Well, I did join in with the singin’, I didn’t ask any questions, I just went along with it. But when I looked round, my mother had stopped singin’, an’ she was cryin’. Everyone just said she was pissed an’ we should get her home. So we did, an’ on the way I asked her why. I said, ‘Why are y’ cryin’, Mother?’ She said, ‘Because—because we could sing better songs than those.’ Ten minutes later, Denny had her laughing and singing again, pretending she hadn’t said it.

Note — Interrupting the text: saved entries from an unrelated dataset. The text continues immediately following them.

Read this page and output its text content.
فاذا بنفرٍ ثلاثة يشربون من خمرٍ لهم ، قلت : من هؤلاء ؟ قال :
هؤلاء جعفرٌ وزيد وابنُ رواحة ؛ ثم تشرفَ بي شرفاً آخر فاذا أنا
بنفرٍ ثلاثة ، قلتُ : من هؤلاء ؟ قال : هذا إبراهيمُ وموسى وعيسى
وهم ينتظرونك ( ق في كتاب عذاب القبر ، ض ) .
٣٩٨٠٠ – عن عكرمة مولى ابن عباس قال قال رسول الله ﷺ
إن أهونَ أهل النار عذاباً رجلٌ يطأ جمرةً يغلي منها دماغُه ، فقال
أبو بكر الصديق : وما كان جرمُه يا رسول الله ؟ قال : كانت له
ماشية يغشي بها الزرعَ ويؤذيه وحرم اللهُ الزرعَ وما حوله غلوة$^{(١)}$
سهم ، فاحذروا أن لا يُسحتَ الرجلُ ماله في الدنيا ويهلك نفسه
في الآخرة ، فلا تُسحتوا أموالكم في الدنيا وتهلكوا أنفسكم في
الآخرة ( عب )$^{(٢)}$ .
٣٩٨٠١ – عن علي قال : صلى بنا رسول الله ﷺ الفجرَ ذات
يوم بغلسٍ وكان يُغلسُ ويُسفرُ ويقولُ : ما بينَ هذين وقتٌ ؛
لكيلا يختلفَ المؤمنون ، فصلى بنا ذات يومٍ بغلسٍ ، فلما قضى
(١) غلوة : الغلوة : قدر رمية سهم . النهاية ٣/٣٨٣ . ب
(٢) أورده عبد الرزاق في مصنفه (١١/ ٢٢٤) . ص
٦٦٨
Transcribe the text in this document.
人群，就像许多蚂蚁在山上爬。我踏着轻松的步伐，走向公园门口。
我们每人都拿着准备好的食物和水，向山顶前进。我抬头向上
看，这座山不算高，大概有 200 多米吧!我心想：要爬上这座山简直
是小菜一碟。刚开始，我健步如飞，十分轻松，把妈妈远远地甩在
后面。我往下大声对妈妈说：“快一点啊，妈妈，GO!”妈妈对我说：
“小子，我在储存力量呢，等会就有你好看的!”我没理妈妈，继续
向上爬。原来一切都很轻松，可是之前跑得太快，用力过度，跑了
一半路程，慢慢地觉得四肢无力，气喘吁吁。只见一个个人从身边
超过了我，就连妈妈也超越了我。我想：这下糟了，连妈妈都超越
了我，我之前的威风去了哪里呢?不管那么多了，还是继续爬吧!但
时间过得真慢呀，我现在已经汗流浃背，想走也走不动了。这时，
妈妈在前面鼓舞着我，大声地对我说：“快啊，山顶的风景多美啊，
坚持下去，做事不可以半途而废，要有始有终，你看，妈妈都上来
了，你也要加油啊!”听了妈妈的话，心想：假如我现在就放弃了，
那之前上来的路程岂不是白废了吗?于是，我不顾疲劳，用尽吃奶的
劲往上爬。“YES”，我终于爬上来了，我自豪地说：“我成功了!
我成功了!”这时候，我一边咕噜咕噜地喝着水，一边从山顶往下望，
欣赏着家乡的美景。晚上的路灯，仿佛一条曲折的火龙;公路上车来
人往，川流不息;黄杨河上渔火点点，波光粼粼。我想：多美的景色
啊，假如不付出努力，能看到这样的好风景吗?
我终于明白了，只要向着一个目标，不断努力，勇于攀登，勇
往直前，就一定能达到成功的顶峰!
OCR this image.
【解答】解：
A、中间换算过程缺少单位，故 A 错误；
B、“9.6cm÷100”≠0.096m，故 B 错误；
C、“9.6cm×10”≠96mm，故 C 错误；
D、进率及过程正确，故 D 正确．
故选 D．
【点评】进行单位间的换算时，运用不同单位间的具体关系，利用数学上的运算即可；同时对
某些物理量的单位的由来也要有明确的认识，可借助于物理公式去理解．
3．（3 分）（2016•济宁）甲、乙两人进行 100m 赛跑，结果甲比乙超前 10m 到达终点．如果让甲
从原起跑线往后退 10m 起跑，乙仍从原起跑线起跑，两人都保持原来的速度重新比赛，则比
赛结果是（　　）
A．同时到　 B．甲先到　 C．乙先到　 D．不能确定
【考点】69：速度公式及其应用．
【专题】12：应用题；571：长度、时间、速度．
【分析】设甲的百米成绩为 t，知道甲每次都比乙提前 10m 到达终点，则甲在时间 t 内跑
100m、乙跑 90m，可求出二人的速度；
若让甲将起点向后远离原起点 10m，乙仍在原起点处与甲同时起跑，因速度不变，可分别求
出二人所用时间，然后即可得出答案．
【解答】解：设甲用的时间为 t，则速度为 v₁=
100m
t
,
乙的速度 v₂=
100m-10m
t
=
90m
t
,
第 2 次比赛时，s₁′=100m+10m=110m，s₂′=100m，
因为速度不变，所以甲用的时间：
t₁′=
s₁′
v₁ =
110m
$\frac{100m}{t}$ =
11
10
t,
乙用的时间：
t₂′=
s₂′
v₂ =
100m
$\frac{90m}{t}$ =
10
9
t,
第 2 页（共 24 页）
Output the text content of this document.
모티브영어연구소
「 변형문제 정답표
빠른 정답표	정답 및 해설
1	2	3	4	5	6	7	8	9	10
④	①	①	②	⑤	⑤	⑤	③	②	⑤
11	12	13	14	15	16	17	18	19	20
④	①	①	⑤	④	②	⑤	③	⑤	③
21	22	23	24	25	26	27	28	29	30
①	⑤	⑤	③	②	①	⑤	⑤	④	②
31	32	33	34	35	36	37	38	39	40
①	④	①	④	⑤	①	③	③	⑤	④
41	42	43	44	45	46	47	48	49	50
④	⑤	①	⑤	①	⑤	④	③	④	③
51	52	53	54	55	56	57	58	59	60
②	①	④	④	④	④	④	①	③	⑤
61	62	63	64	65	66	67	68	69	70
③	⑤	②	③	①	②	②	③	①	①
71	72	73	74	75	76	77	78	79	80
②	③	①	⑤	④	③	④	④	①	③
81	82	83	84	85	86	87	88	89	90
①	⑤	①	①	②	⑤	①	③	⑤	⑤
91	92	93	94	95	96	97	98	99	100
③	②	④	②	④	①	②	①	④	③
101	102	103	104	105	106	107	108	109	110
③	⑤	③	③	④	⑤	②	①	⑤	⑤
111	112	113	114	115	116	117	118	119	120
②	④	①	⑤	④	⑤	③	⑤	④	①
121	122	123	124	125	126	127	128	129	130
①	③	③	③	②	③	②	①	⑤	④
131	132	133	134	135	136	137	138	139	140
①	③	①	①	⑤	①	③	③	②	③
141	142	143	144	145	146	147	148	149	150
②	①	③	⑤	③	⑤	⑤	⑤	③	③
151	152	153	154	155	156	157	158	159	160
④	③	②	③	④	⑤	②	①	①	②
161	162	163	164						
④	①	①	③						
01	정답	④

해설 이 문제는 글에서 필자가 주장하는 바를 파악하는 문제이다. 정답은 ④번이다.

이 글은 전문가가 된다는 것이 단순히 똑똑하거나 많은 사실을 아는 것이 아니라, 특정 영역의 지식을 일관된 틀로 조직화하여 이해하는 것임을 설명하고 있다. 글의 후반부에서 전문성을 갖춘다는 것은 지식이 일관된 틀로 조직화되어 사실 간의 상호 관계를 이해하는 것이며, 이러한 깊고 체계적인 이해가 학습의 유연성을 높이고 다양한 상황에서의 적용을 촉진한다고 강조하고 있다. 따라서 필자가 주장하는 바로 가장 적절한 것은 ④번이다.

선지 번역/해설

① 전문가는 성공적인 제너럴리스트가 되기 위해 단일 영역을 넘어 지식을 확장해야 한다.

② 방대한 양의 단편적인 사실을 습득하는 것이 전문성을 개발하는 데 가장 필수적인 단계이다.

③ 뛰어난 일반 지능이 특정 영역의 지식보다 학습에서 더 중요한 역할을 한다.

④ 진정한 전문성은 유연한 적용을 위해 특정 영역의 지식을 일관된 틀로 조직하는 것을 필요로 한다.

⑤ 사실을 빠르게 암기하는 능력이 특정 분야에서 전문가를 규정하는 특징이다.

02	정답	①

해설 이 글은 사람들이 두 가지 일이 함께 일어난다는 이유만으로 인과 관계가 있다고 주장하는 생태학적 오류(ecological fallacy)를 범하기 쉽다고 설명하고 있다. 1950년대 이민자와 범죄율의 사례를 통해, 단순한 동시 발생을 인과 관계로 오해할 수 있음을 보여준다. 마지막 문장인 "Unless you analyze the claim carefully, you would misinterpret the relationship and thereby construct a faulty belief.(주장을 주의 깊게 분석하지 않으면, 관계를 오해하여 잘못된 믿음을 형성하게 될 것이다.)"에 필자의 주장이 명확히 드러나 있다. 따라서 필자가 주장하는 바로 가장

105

But she had. And that’s why I came back. And that’s why I’m staying.
Rita (angrily): What d’ y’ mean be careful? I can look after myself. Just ’cos I’m learnin’, just ’cos I can do it now an’ read what I wanna read an’ understand without havin’ to come runnin’ to you every five minutes y’ start tellin’ me to be careful. (She paces about.)
Frank: Because—because I care for you—I want you to care for yourself.
Rita: Tch. (She goes right up to Frank. After a pause.) I—I care for you, Frank…But you’ve got to—to leave me alone a bit. I’m not an idiot now, Frank—I don’t need you to hold me hand as much…I can—I can do things on me own more now…And I’m careful. I know what I’m doin’. Just don’t—don’t keep treatin’ me as though I’m the same as when I first walked in here.